As things stand now, he told council members, the people at Howard are there round the clock. “They have gone there late at night and they’re still there early in the morning,” he said. “So whether they’re homeless or not, they’re there, seeming, 24 hours a day.”

He said the city would need to develop alternatives, including providing housing, if officials are to move them.

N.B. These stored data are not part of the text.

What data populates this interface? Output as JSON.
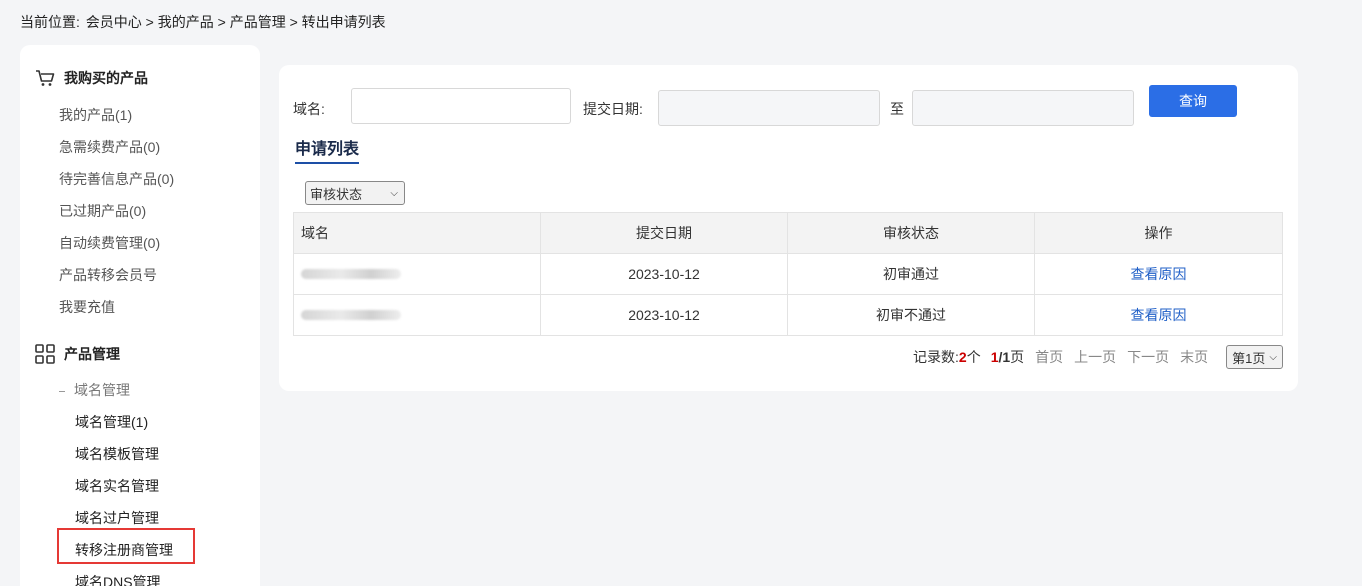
{
  "breadcrumb": {
    "prefix": "当前位置:",
    "path": "会员中心 > 我的产品 > 产品管理 > 转出申请列表"
  },
  "sidebar": {
    "section1": {
      "title": "我购买的产品",
      "icon": "cart-icon",
      "items": [
        "我的产品(1)",
        "急需续费产品(0)",
        "待完善信息产品(0)",
        "已过期产品(0)",
        "自动续费管理(0)",
        "产品转移会员号",
        "我要充值"
      ]
    },
    "section2": {
      "title": "产品管理",
      "icon": "grid-icon",
      "group": "域名管理",
      "items": [
        "域名管理(1)",
        "域名模板管理",
        "域名实名管理",
        "域名过户管理",
        "转移注册商管理",
        "域名DNS管理"
      ]
    }
  },
  "search": {
    "domain_label": "域名:",
    "domain_value": "",
    "date_label": "提交日期:",
    "date_from": "",
    "to_label": "至",
    "date_to": "",
    "query_button": "查询"
  },
  "list": {
    "title": "申请列表",
    "status_filter": "审核状态",
    "columns": [
      "域名",
      "提交日期",
      "审核状态",
      "操作"
    ],
    "rows": [
      {
        "date": "2023-10-12",
        "status": "初审通过",
        "action": "查看原因"
      },
      {
        "date": "2023-10-12",
        "status": "初审不通过",
        "action": "查看原因"
      }
    ]
  },
  "pager": {
    "records_label": "记录数:",
    "records_count": "2",
    "records_unit": "个",
    "page_current": "1",
    "page_sep": "/",
    "page_total": "1",
    "page_unit": "页",
    "first": "首页",
    "prev": "上一页",
    "next": "下一页",
    "last": "末页",
    "page_select": "第1页"
  },
  "colors": {
    "accent": "#2b6ee6",
    "link": "#1f5fc7",
    "highlight_border": "#e53935",
    "count_red": "#cc0000"
  }
}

Memo outlines coordinated approach

Ogbo reported in his memo that a number of meetings with service providers have been held to fashion a strategy to address the Howard encampment and other intermittent city encampments. After the issue arose in July 2023, he wrote, Reid “convened and organized meetings with City staff and multiple organizations, including Peer Services, Connections for the Homeless, the CTA, Chicago’s 49th Ward Alderman’s Office, and the City of Chicago Department of Family Support Services. The gathering aimed to coordinate efforts to deliver necessary aid to the unhoused population at the Howard viaduct.”

Ogbo said the “fundamental elements of this coordinated approach” being considered include:

  • “Securing and funding housing rapid response events.
  • Offering drug treatment and medication.
  • Providing case management services.
  • Engaging public safety options for those who decline assistance.
  • Activating spaces where large encampments have previously existed.
  • Providing adequate lighting in the vicinity for security and safety purposes.”

“The key to amply succeeding in this venture is matching people to affordable, appropriate, and stable housing, including services for health care (mental health and substance abuse treatment), employment, and childcare services,” Ogbo wrote.

“Evanston has limited affordable units and rising rents, which will be challenging to achieve without having a significant affordable housing program to address the housing needs. It requires the coordination of a service system not only to provide housing but also to support long-term housing stability and the creation of enough permanent housing to meet the demand,” he concluded.

Connections for the Homeless, as “the professionals in the field,” would lead the $1.25 million portion of the project that wasn’t part of the discussion Monday night – and would tackle the growing needs of Evanston’s unhoused population, Ogbo’s memo said.

The program drawn up would address not only the Howard encampment but the conditions that might lead to other encampments in the future, Ogbo’s memo said.